President Obama warned of stopped Social Security checks and issued a formal veto threat Tuesday to the Republican spending plan currently being debated in the House, setting the stage for a potential government shutdown next month.
Democrats in the last congress did not pass a budget at all, so the government has run on a series of stopgap spending extensions since October. The current one expires March 4.
Republicans, now in control of the House, have worked up a plan to fund the government to the end of the year that reduces spending $61 billion from 2010 levels and $100 billion from what Obama has requested. The House will have a second day of contentious debate on the spending plan as hard-line deficit hawks and pro-spending liberals take turns trying to amend the bill.
Despite all the falderal, final passage is anticipated Thursday, and attention is already shifting to the Senate.

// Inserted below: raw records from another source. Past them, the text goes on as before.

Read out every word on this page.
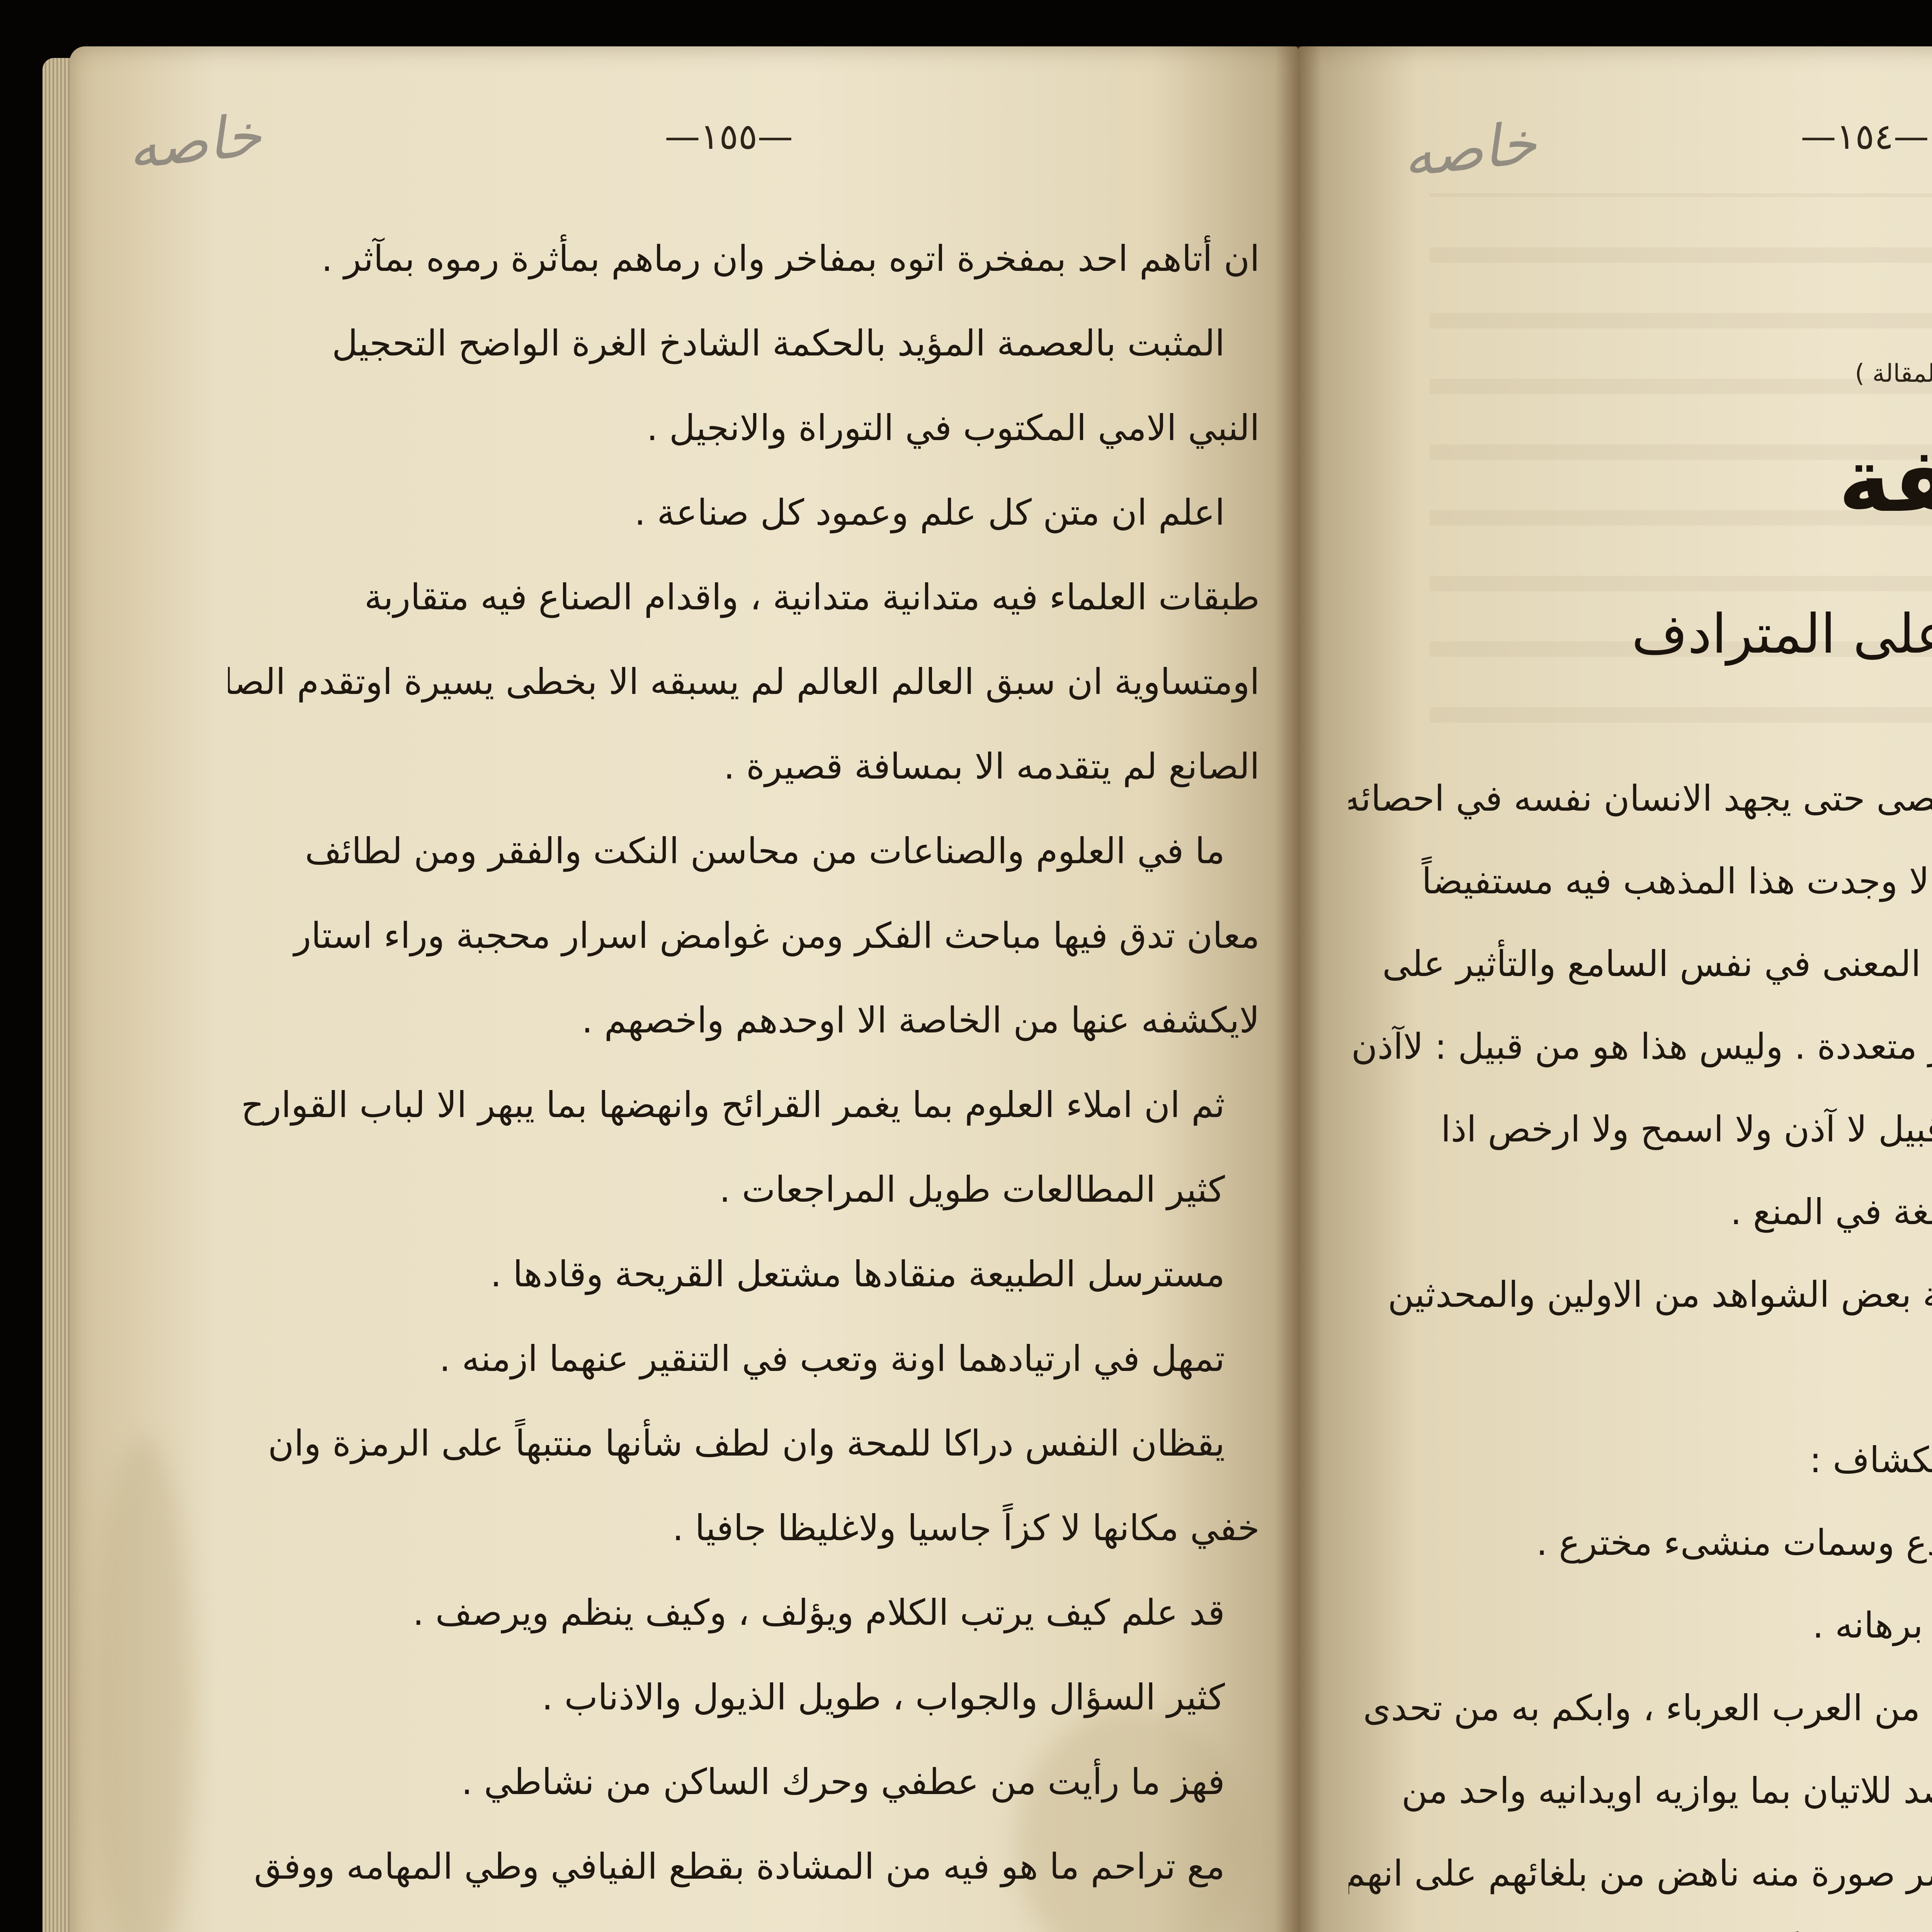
خاصه	—١٥٥—

ان أتاهم احد بمفخرة اتوه بمفاخر وان رماهم بمأثرة رموه بمآثر .

المثبت بالعصمة المؤيد بالحكمة الشادخ الغرة الواضح التحجيل

النبي الامي المكتوب في التوراة والانجيل .

اعلم ان متن كل علم وعمود كل صناعة .

طبقات العلماء فيه متدانية متدانية ، واقدام الصناع فيه متقاربة

اومتساوية ان سبق العالم العالم لم يسبقه الا بخطى يسيرة اوتقدم الصانع

الصانع لم يتقدمه الا بمسافة قصيرة .

ما في العلوم والصناعات من محاسن النكت والفقر ومن لطائف

معان تدق فيها مباحث الفكر ومن غوامض اسرار محجبة وراء استار

لايكشفه عنها من الخاصة الا اوحدهم واخصهم .

ثم ان املاء العلوم بما يغمر القرائح وانهضها بما يبهر الا لباب القوارح

كثير المطالعات طويل المراجعات .

مسترسل الطبيعة منقادها مشتعل القريحة وقادها .

تمهل في ارتيادهما اونة وتعب في التنقير عنهما ازمنه .

يقظان النفس دراكا للمحة وان لطف شأنها منتبهاً على الرمزة وان

خفي مكانها لا كزاً جاسيا ولاغليظا جافيا .

قد علم كيف يرتب الكلام ويؤلف ، وكيف ينظم ويرصف .

كثير السؤال والجواب ، طويل الذيول والاذناب .

فهز ما رأيت من عطفي وحرك الساكن من نشاطي .

مع تراحم ما هو فيه من المشادة بقطع الفيافي وطي المهامه ووفق

خاصه	—١٥٤—
( مقالة
ة
لى المترادف

صى حتى يجهد الانسان نفسه في احصائه

لا وجدت هذا المذهب فيه مستفيضاً

المعنى في نفس السامع والتأثير على

متعددة . وليس هذا هو من قبيل : لاآذن

بيل لا آذن ولا اسمح ولا ارخص اذا

غة في المنع .

بعض الشواهد من الاولين والمحدثين

كشاف :

ع وسمات منشىء مخترع .

برهانه .

من العرب العرباء ، وابكم به من تحدى

د للاتيان بما يوازيه اويدانيه واحد من

ر صورة منه ناهض من بلغائهم على انهم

There, the 47-member Republican minority is suggesting that their cuts will look different than the ones made by their friends in the House, but that they will try to match the volume of reductions. That provides a chance for the Senate GOP to start working on a compromise with moderate Democrats to find the 13 votes needed to push through a plan (more if ultra hawks like Sen. Rand Paul fly away).
Knowing the way the Senate operates, Power Play predicts that the final Senate legislation will be halfway between the Obama proposal and the House bill. That’s just how they roll.
Then, the House has to decide whether it can accept the compromise legislation. This would be the first chance for a government shutdown.
Senators are working up a short-term spending measure to provide more time for negotiations, but even that will be controversial among the most conservative members of the House. But there would likely be enough moderate Republicans and Democrats to back a very short-term extension – perhaps three weeks – to finish the negotiations.
It will then be up to a similar coalition of Blue Dog Democrats and most Republicans to put through the Senate plan over Tea Party protests. This is when things will get very dicey for the House leadership. There are many in their caucus who would much rather see the government shut down than yield in their pledge to slash spending.
But, some legislation will emerge from Congress, with cuts likely a little deeper than those passed by the Senate – a compromise of the compromise. Then it’s up to Obama to decide if he will accept.
Remember, because Democrats failed to pass a budget last year, the responsibility falls to Obama for any potential government shutdown. Unlike 1995 when the battle was over President Bill Clinton refusing to sign a Republican-passed budget, Obama will be put in the position of refusing to sign a stopgap spending proposal necessary because his party didn’t act in the previous year. This is not a long-term priority issue. This is an emergency appropriation.
Another major difference from 1995 is that with a Democratic Senate, Obama will have his chance to work his will before the legislation gets to his desk.
Hanging over all of this is the administration’s demand that Congress increase the federal debt limit from the current $14.3 trillion. Speaker John Boehner’s team has enhanced the Republican bargaining position here by detaching the debt limit issue from the budget. The House previously made such increases a part of spending bills, but the GOP is setting the issue aside for consideration.
That gives Republicans more time to pressure Obama for cuts – potentially as late as May.
Sen. Pat Toomey today will defend in a speech the Republican position that not increasing the debt limit does not necessarily mean defaulting on U.S. obligations. In 1995, President Bill Clinton used the default trigger as his reason for shutting down the government.
In Obama’s press conference Tuesday, he warned of an end to Social Security checks and veterans pension payments if Republicans didn’t produce a “responsible” spending plan.
But despite Democratic confidence that another shutdown would be a repeat of 1995 when then-Speaker Newt Gingrich lost his showdown with Bill Clinton, Obama seems unlikely to veto a spending plan and shut down the government rather than sign a measure produced with some bipartisan support and relating to only 15 percent of the budget for half of one year.